2022 Walk to End Alzheimer’s
Cherokee County’s annual Walk to End Alzheimer’s event takes place Saturday, October 29. Among its biggest local supporters is Marine Corps veteran David Snyder, a passionate advocate for veterans and for families dealing with Alzheimer’s disease, as he fits into both categories.
David is the director of Cherokee Veterans Community, the military ministry at First Baptist Woodstock, and also the primary caregiver for his beloved wife, Barbara, who was diagnosed with Alzheimer’s disease three years ago. With both causes dear to his heart, he tirelessly rallies the troops to participate in Cherokee County’s annual fundraising event.
“This is personal to us,” David says. “Veterans have a six to ten percent higher incidence of developing dementia than the general public. More than ten percent of our group is affected by Alzheimer’s in their families.”
David says his military and medical backgrounds–he was a paramedic for more than twenty years–drive him to want to help people. “I feel totally useless as a caregiver as far as changing the outcome, but I can raise money to help find a cure. Because of my connection personally and my connection militarily, I want to see something happen,” he says. David definitely does his part to see something happen. He recruits team members and raises donor dollars through an online campaign that brought in more than $2,500 through the team’s donation page in just the first few weeks of the campaign.
You are not alone
“The families and people around the person living with Alzheimer’s are giving care, service, and sacrifice that they didn’t sign up for. It makes me feel good that I am able to do something that can help them in that service,” David says, adding that his biggest hopes are for others to recognize the need, support it, and find a cure through that support.

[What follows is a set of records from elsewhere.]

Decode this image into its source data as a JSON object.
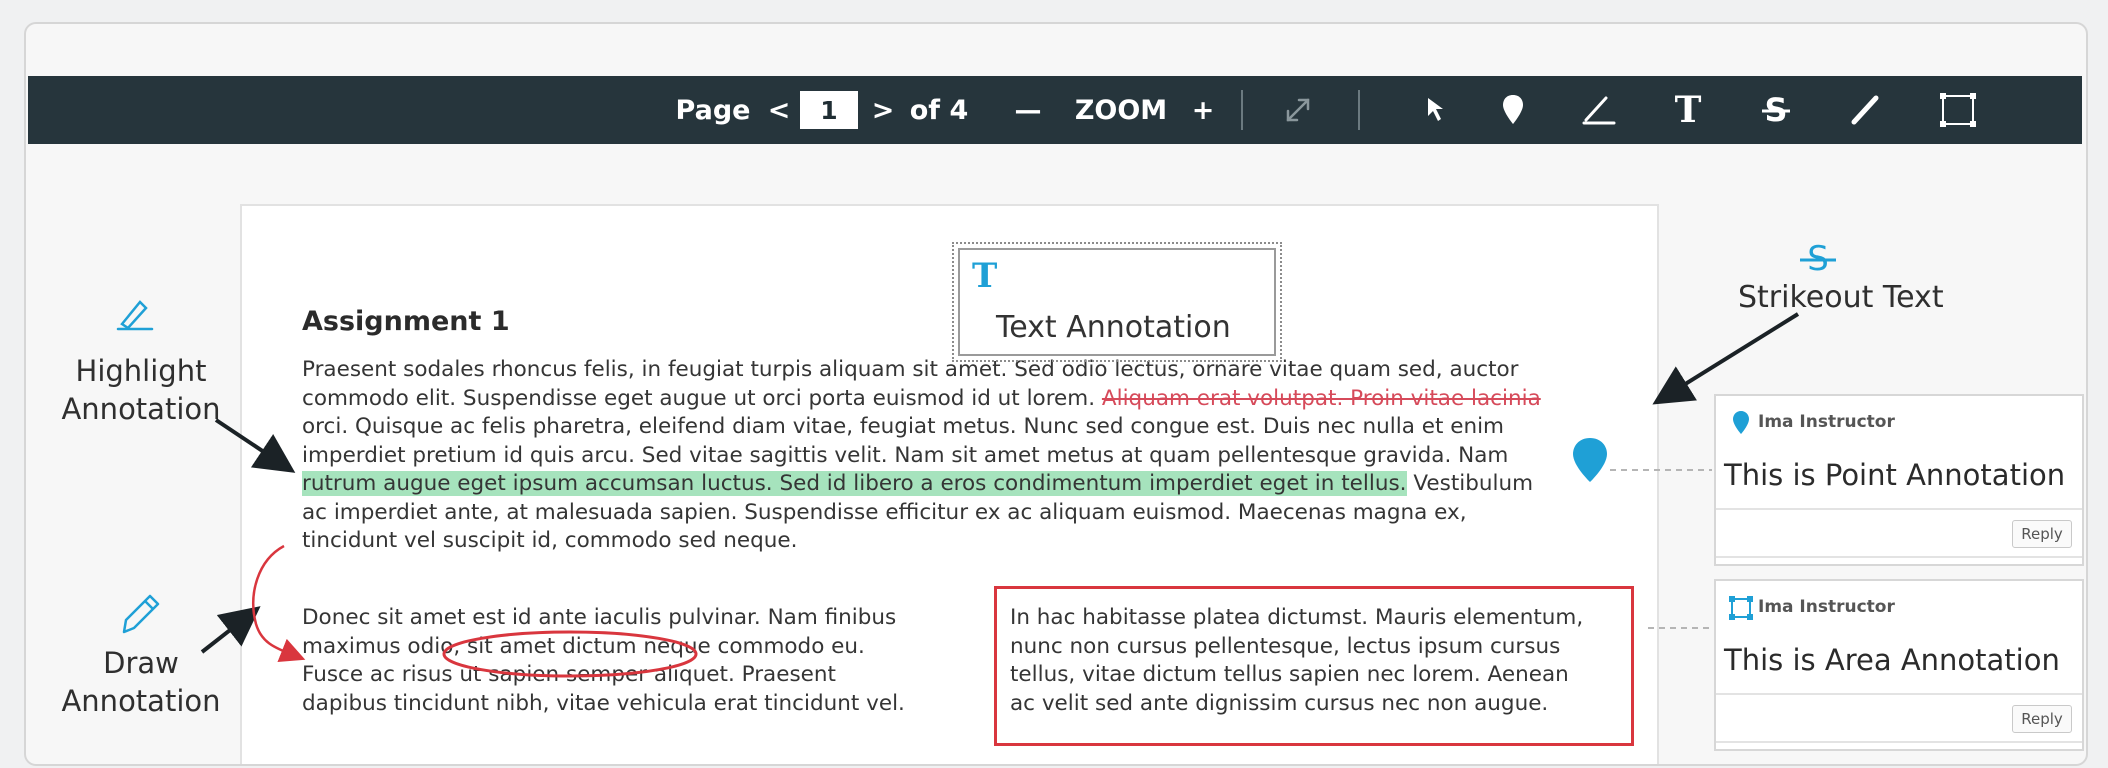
{
  "toolbar": {
    "page_label": "Page",
    "prev": "<",
    "page_value": "1",
    "next": ">",
    "of_label": "of 4",
    "zoom_out": "—",
    "zoom_label": "ZOOM",
    "zoom_in": "+",
    "tools": [
      "expand-icon",
      "pointer-icon",
      "point-pin-icon",
      "highlight-pen-icon",
      "text-tool-icon",
      "strikeout-icon",
      "draw-pencil-icon",
      "area-rect-icon"
    ]
  },
  "document": {
    "title": "Assignment 1",
    "para1": {
      "l1": "Praesent sodales rhoncus felis, in feugiat turpis aliquam sit amet. Sed odio lectus, ornare vitae quam sed, auctor",
      "l2_a": "commodo elit. Suspendisse eget augue ut orci porta euismod id ut lorem. ",
      "l2_strike": "Aliquam erat volutpat. Proin vitae lacinia",
      "l3": "orci. Quisque ac felis pharetra, eleifend diam vitae, feugiat metus. Nunc sed congue est. Duis nec nulla et enim",
      "l4": "imperdiet pretium id quis arcu. Sed vitae sagittis velit. Nam sit amet metus at quam pellentesque gravida. Nam",
      "l5_hl": "rutrum augue eget ipsum accumsan luctus. Sed id libero a eros condimentum imperdiet eget in tellus.",
      "l5_rest": " Vestibulum",
      "l6": "ac imperdiet ante, at malesuada sapien. Suspendisse efficitur ex ac aliquam euismod. Maecenas magna ex,",
      "l7": "tincidunt vel suscipit id, commodo sed neque."
    },
    "col_left": [
      "Donec sit amet est id ante iaculis pulvinar. Nam finibus",
      "maximus odio, sit amet dictum neque commodo eu.",
      "Fusce ac risus ut sapien semper aliquet. Praesent",
      "dapibus tincidunt nibh, vitae vehicula erat tincidunt vel."
    ],
    "col_right": [
      "In hac habitasse platea dictumst. Mauris elementum,",
      "nunc non cursus pellentesque, lectus ipsum cursus",
      "tellus, vitae dictum tellus sapien nec lorem. Aenean",
      "ac velit sed ante dignissim cursus nec non augue."
    ]
  },
  "callouts": {
    "text_annotation": "Text Annotation",
    "text_icon": "T",
    "highlight_l1": "Highlight",
    "highlight_l2": "Annotation",
    "draw_l1": "Draw",
    "draw_l2": "Annotation",
    "strikeout": "Strikeout Text"
  },
  "comments": [
    {
      "author": "Ima Instructor",
      "text": "This is Point Annotation",
      "reply": "Reply",
      "icon": "pin-icon"
    },
    {
      "author": "Ima Instructor",
      "text": "This is Area Annotation",
      "reply": "Reply",
      "icon": "area-icon"
    }
  ],
  "colors": {
    "toolbar": "#26353c",
    "highlight": "#a6e3bd",
    "strike": "#d64a5a",
    "area_box": "#d9363e",
    "accent_blue": "#1fa0d6"
  }
}
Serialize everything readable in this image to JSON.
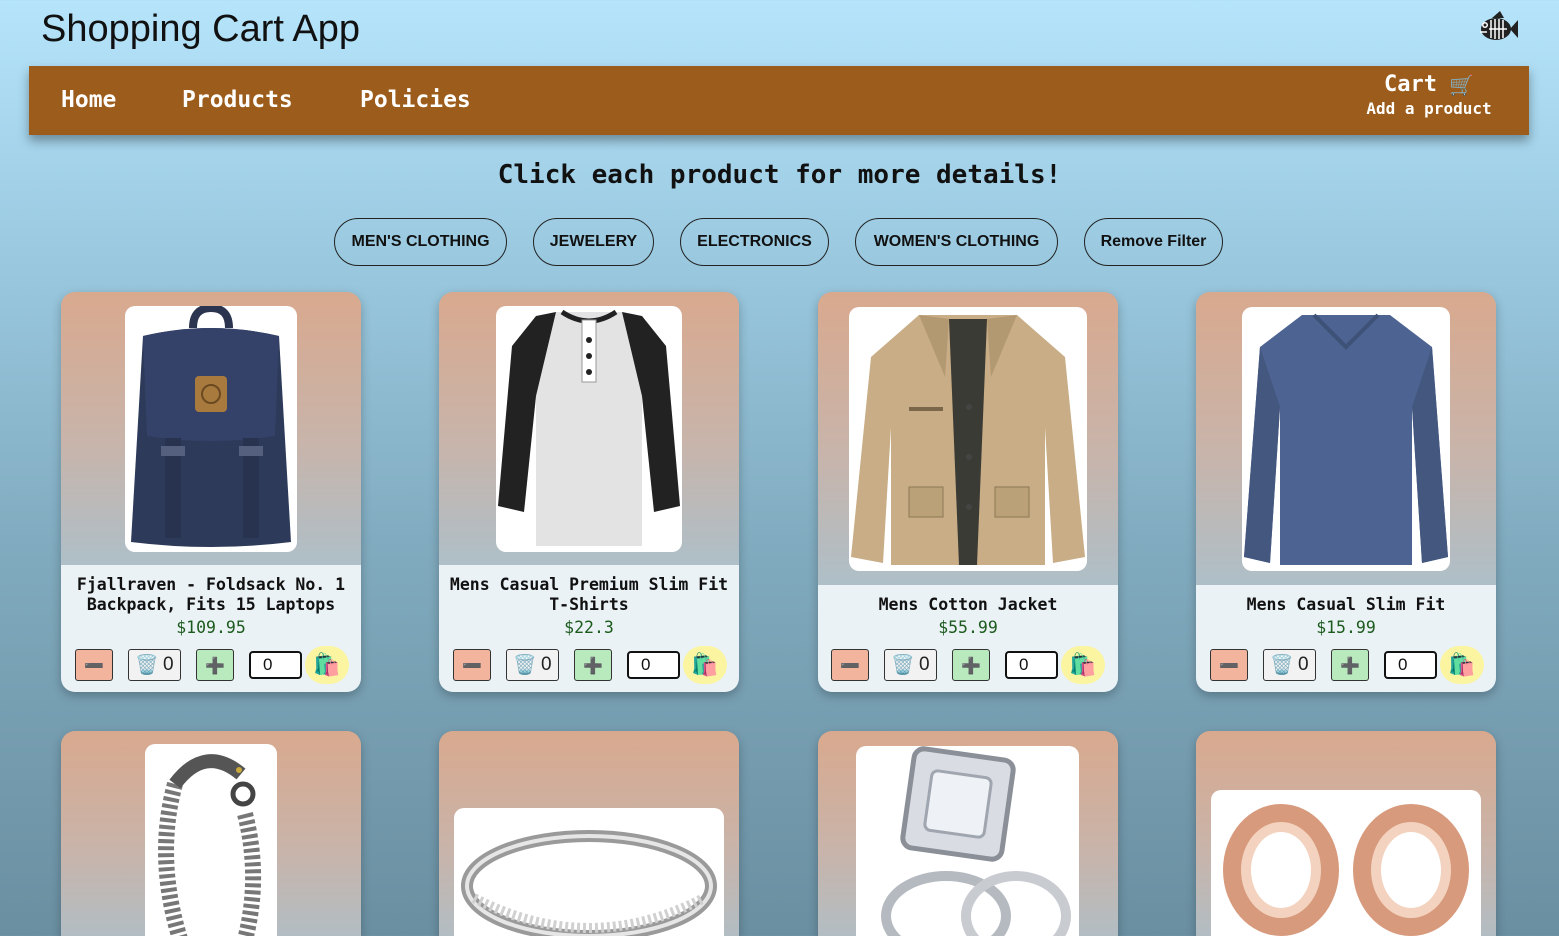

David says, “Many people don’t understand they’re not alone. The frustration, the anger, the sadness, all of it-–many people are dealing with the same thing.” His message to families dealing with Alzheimer’s is a simple one: “You are not alone.”
Last year Georgia had nearly 6,700 individuals walking together toward a common goal: to end Alzheimer’s. Nationwide the association raised almost $2.1 million for Alzheimer’s research and support in 2021. This year the association hopes to surpass those numbers, benefiting more families and providing increased funding for critical research regarding treatment, prevention, and someday a cure for Alzheimer’s.